During the 2017 session, the Indiana General Assembly created a STEM council, supported by $2 million over a two-year period. The Commission for Higher Education, the Indiana Department of Education and other stakeholders comprise the council, which aims to build a K-12 statewide strategy to more comprehensively and equitably fund STEM education throughout the state.
“This is especially a challenge in rural areas of the state and poor urban areas, where we have a more difficult time recruiting and retaining teachers,” says Lubbers. “This is really a problem for rural Indiana, and we’ll be looking at strategies to address that.”
Lubbers believes one grant program in Indiana is evidence of progress. The STEM Teacher Recruitment Fund, a $10 million grant program created by the General Assembly to recruit more people to teach in STEM fields, is seeing an increasing number of applicants. Lubbers says 16 organizations applied during the first year, but the number grew to 25 the second year.
“I remember, many years ago when I was still in the legislature, I think we licensed eight chemistry teachers in the state in one year and two physics teachers,” says Lubbers. “I’m sure that has changed, but it shows that this is a longstanding problem.”
The Commission for Higher Education, which is responsible for financial aid distribution in Indiana, has also created a student teaching stipend for high-need areas, which include math and science for both
middle schools and high schools. Student teachers can earn a stipend of up to $5,000.
Lubbers says the state is analyzing STEM strategies at every grade level in K-12, but underscores the importance of establishing a solid foundation.
“If you don’t get a good grounding in the early grades in science and math, you’re disadvantaged going forward,” says Lubbers. “Part of the problem we have in those early grades is a lot of elementary teachers haven’t, traditionally, been strong in math. We’ve talked about perhaps needing to have math specialists in those early grades; we expect our elementary teachers to teach it all.”

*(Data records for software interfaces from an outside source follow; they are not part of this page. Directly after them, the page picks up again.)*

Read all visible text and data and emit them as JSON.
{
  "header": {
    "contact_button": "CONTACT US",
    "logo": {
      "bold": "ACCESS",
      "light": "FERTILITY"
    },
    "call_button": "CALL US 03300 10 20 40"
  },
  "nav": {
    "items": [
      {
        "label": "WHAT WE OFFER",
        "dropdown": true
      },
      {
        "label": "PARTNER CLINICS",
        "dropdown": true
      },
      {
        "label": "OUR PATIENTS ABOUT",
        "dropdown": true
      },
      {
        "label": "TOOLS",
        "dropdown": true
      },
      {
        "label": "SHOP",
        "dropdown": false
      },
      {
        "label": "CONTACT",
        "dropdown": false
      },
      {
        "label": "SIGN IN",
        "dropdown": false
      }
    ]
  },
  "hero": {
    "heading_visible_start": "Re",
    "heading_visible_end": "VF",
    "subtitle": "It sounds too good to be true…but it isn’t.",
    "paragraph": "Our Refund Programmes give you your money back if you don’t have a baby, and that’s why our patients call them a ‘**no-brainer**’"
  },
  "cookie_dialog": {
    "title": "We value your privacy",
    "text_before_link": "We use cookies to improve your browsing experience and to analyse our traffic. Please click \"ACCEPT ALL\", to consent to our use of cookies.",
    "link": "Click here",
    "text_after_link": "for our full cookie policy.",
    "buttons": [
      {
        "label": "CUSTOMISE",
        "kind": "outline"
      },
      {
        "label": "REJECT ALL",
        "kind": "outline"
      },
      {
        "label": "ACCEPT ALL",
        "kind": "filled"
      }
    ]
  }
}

She believes the state also needs to increase its accountability metrics for science, which “haven’t had as much focus.” In middle school, she believes there should be opportunities for career exploration, in addition to academic preparation, and says high school is the time to “double down.”
“We need to make sure those who are moving into the world of work have some sort of industry certification in a high-need area, or if they’re going to college, they’re prepared to go there and not need remediation—and the subject they’re most likely to need remediation in is math,” says Lubbers. “We may have different challenges at elementary, middle and high school, but we don’t have the liberty of focusing on just one of the three.”
Lubbers says, in addition to growing the number of STEM teachers preparing the pipeline, the state and employers need to focus on “skilling up” working adults.
Lubbers expects the Commission for Higher Education’s redesign of its former work-study program to increase the number of students pursuing STEM internships.